El TTIP no rebaja las regulaciones sino las trabas, o más bien algunas trabas, al libre comercio.
Leí hace un tiempo esta noticia: «Barcelona se opone al pacto de libre comercio entre EEUU y la UE». ¿Toda Barcelona rechaza la libertad? Pues claro que no.
Los políticos del Ayuntamiento de Barcelona votaron para declarar la capital catalana ciudad contraria al Tratado Transatlántico de Comercio e Inversiones entre la Unión Europea y Estados Unidos. La iniciativa de Barcelona en Comú, ERC y la CUP sumó 19 votos; CiU y el PSC se abstuvieron, y Ciudadanos y PP votaron en contra. Está claro, entonces, que no es «Barcelona» la que se opone a la libertad, sino una parte de sus autoridades.
Ahora veamos las razones del Gobierno municipal. Hay que recordar que su página web está encabezada por esta inscripción: «Gobierno abierto. Gobernar con las personas». ¿A que es bonito? Muy bonito.
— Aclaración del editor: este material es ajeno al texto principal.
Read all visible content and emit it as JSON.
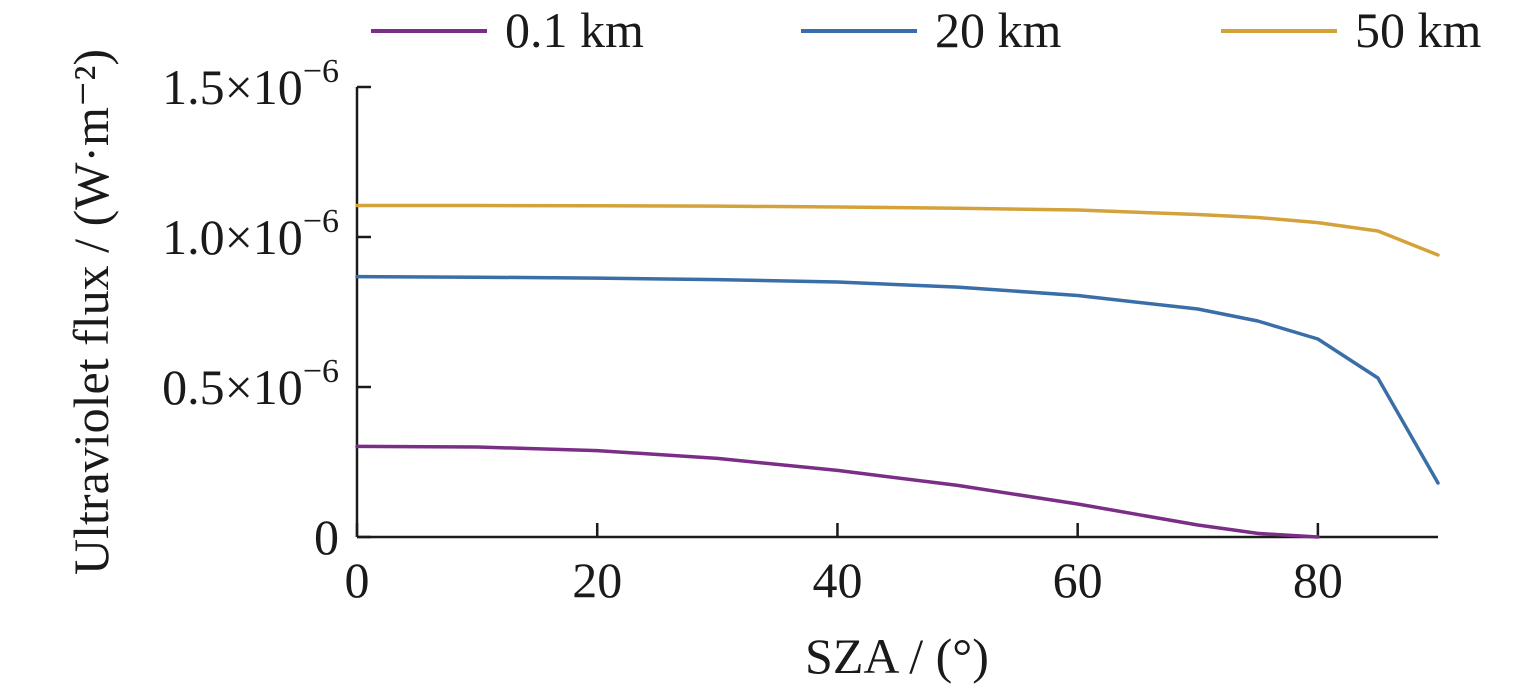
{
  "chart_data": {
    "type": "line",
    "title": "",
    "xlabel": "SZA / (°)",
    "ylabel": "Ultraviolet flux / (W·m⁻²)",
    "xlim": [
      0,
      90
    ],
    "ylim": [
      0,
      1.5e-06
    ],
    "x_ticks": [
      {
        "value": 0,
        "label": "0"
      },
      {
        "value": 20,
        "label": "20"
      },
      {
        "value": 40,
        "label": "40"
      },
      {
        "value": 60,
        "label": "60"
      },
      {
        "value": 80,
        "label": "80"
      }
    ],
    "y_ticks": [
      {
        "value": 0,
        "base": "0",
        "exp": ""
      },
      {
        "value": 5e-07,
        "base": "0.5×10",
        "exp": "−6"
      },
      {
        "value": 1e-06,
        "base": "1.0×10",
        "exp": "−6"
      },
      {
        "value": 1.5e-06,
        "base": "1.5×10",
        "exp": "−6"
      }
    ],
    "grid": false,
    "legend_position": "top",
    "series": [
      {
        "name": "0.1 km",
        "color": "#7a2e86",
        "points": [
          [
            0,
            3.02e-07
          ],
          [
            10,
            3e-07
          ],
          [
            20,
            2.88e-07
          ],
          [
            30,
            2.62e-07
          ],
          [
            40,
            2.22e-07
          ],
          [
            50,
            1.72e-07
          ],
          [
            60,
            1.1e-07
          ],
          [
            70,
            4e-08
          ],
          [
            75,
            1.2e-08
          ],
          [
            80,
            0
          ]
        ]
      },
      {
        "name": "20 km",
        "color": "#3a6ea8",
        "points": [
          [
            0,
            8.68e-07
          ],
          [
            10,
            8.66e-07
          ],
          [
            20,
            8.63e-07
          ],
          [
            30,
            8.58e-07
          ],
          [
            40,
            8.5e-07
          ],
          [
            50,
            8.33e-07
          ],
          [
            60,
            8.05e-07
          ],
          [
            70,
            7.6e-07
          ],
          [
            75,
            7.2e-07
          ],
          [
            80,
            6.6e-07
          ],
          [
            85,
            5.3e-07
          ],
          [
            90,
            1.8e-07
          ]
        ]
      },
      {
        "name": "50 km",
        "color": "#d4a23a",
        "points": [
          [
            0,
            1.105e-06
          ],
          [
            10,
            1.105e-06
          ],
          [
            20,
            1.104e-06
          ],
          [
            30,
            1.103e-06
          ],
          [
            40,
            1.1e-06
          ],
          [
            50,
            1.096e-06
          ],
          [
            60,
            1.09e-06
          ],
          [
            70,
            1.075e-06
          ],
          [
            75,
            1.065e-06
          ],
          [
            80,
            1.048e-06
          ],
          [
            85,
            1.02e-06
          ],
          [
            90,
            9.4e-07
          ]
        ]
      }
    ]
  }
}
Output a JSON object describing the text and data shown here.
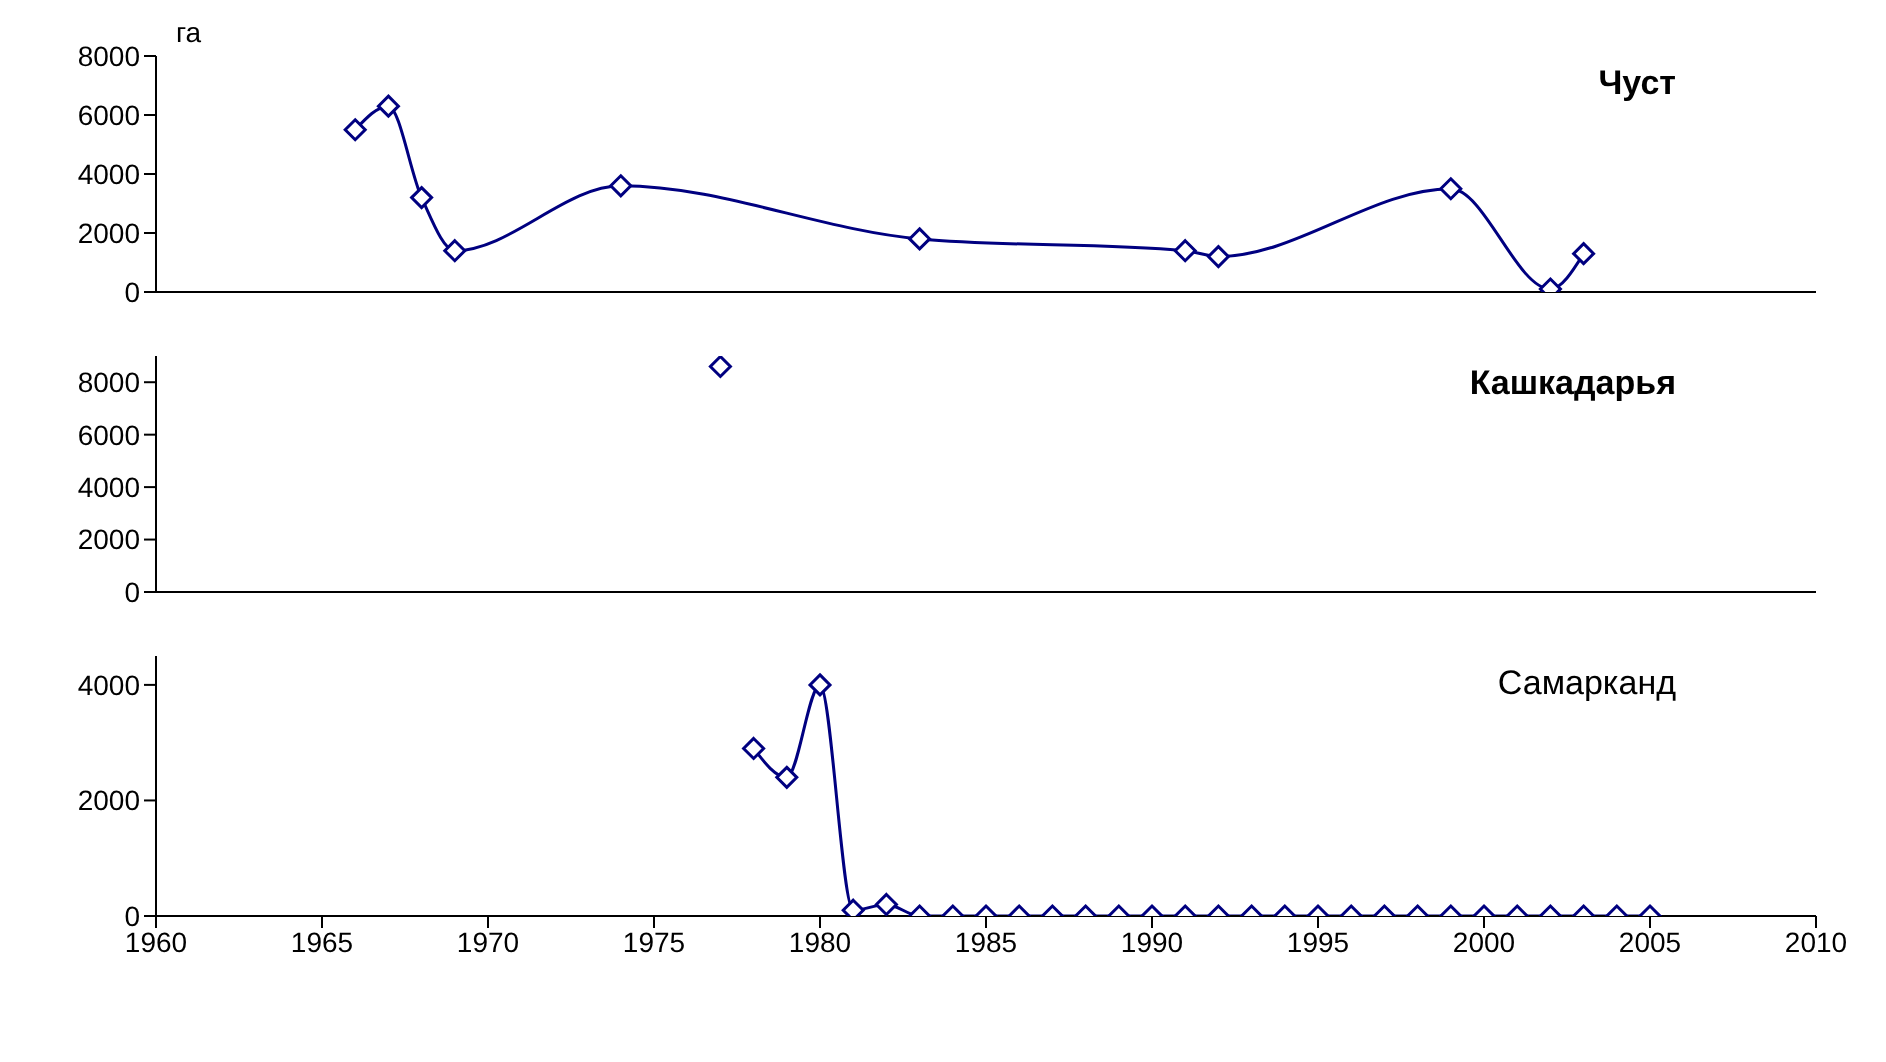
{
  "chart_data": [
    {
      "type": "line",
      "title": "Чуст",
      "ylabel": "га",
      "x": [
        1966,
        1967,
        1968,
        1969,
        1974,
        1983,
        1991,
        1992,
        1999,
        2002,
        2003
      ],
      "series": [
        {
          "color": "#000080",
          "values": [
            5500,
            6300,
            3200,
            1400,
            3600,
            1800,
            1400,
            1200,
            3500,
            100,
            1300
          ]
        }
      ],
      "xlim": [
        1960,
        2010
      ],
      "xticks": [
        1960,
        1965,
        1970,
        1975,
        1980,
        1985,
        1990,
        1995,
        2000,
        2005,
        2010
      ],
      "ylim": [
        0,
        8000
      ],
      "yticks": [
        0,
        2000,
        4000,
        6000,
        8000
      ],
      "tick_labels": "y",
      "marker": "diamond"
    },
    {
      "type": "line",
      "title": "Кашкадарья",
      "x": [
        1977
      ],
      "series": [
        {
          "color": "#000080",
          "values": [
            8600
          ]
        }
      ],
      "xlim": [
        1960,
        2010
      ],
      "xticks": [
        1960,
        1965,
        1970,
        1975,
        1980,
        1985,
        1990,
        1995,
        2000,
        2005,
        2010
      ],
      "ylim": [
        0,
        9000
      ],
      "yticks": [
        0,
        2000,
        4000,
        6000,
        8000
      ],
      "tick_labels": "y",
      "marker": "diamond"
    },
    {
      "type": "line",
      "title": "Самарканд",
      "x": [
        1978,
        1979,
        1980,
        1981,
        1982,
        1983,
        1984,
        1985,
        1986,
        1987,
        1988,
        1989,
        1990,
        1991,
        1992,
        1993,
        1994,
        1995,
        1996,
        1997,
        1998,
        1999,
        2000,
        2001,
        2002,
        2003,
        2004,
        2005
      ],
      "series": [
        {
          "color": "#000080",
          "values": [
            2900,
            2400,
            4000,
            100,
            200,
            0,
            0,
            0,
            0,
            0,
            0,
            0,
            0,
            0,
            0,
            0,
            0,
            0,
            0,
            0,
            0,
            0,
            0,
            0,
            0,
            0,
            0,
            0
          ]
        }
      ],
      "xlim": [
        1960,
        2010
      ],
      "xticks": [
        1960,
        1965,
        1970,
        1975,
        1980,
        1985,
        1990,
        1995,
        2000,
        2005,
        2010
      ],
      "ylim": [
        0,
        4500
      ],
      "yticks": [
        0,
        2000,
        4000
      ],
      "marker": "diamond"
    }
  ]
}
El problema es explicar por qué Ada Colau y sus secuaces quieren hacer lo contrario de lo que proclaman, es decir, quieren tener un Gobierno cerrado y quieren gobernar contra las personas, impidiéndoles comerciar con más libertad que antes.
Leí que la oposición al TTIP se fundamenta en «la defensa de los servicios públicos básicos para la solidaridad y la redistribución social». Esto es extraño, porque la mayor libertad para comerciar no implica el fin de los servicios públicos: esa enorme coacción sobre los ciudadanos, adornada con bellos títulos como solidaridad, no está, por desgracia, en riesgo. Y los mecanismos coercitivos que llevan el engañoso nombre de redistribución social (es obvio que no es social, sino política) son compatibles con economías más abiertas, como lo prueban los países nórdicos, con mercados libres y a la vez Estados voluminosos y redistributivos.
Otro argumento del Gobierno municipal de Ada Colau para oponerse a la libertad es que
la liberalización del comercio implicaría una rebaja de las regulaciones que protegen los derechos de la ciudadanía en ámbitos como el consumo, el trabajo o el medio ambiente.
Nuevamente, se trata de una fantasía, por partida doble. En primer lugar, porque el TTIP no rebaja las regulaciones sino las trabas, o más bien algunas trabas, al libre comercio. Y en segundo lugar, porque la creencia en que dichas trabas protegen a las personas, al empleo y al medio ambiente, es algo más que dudoso.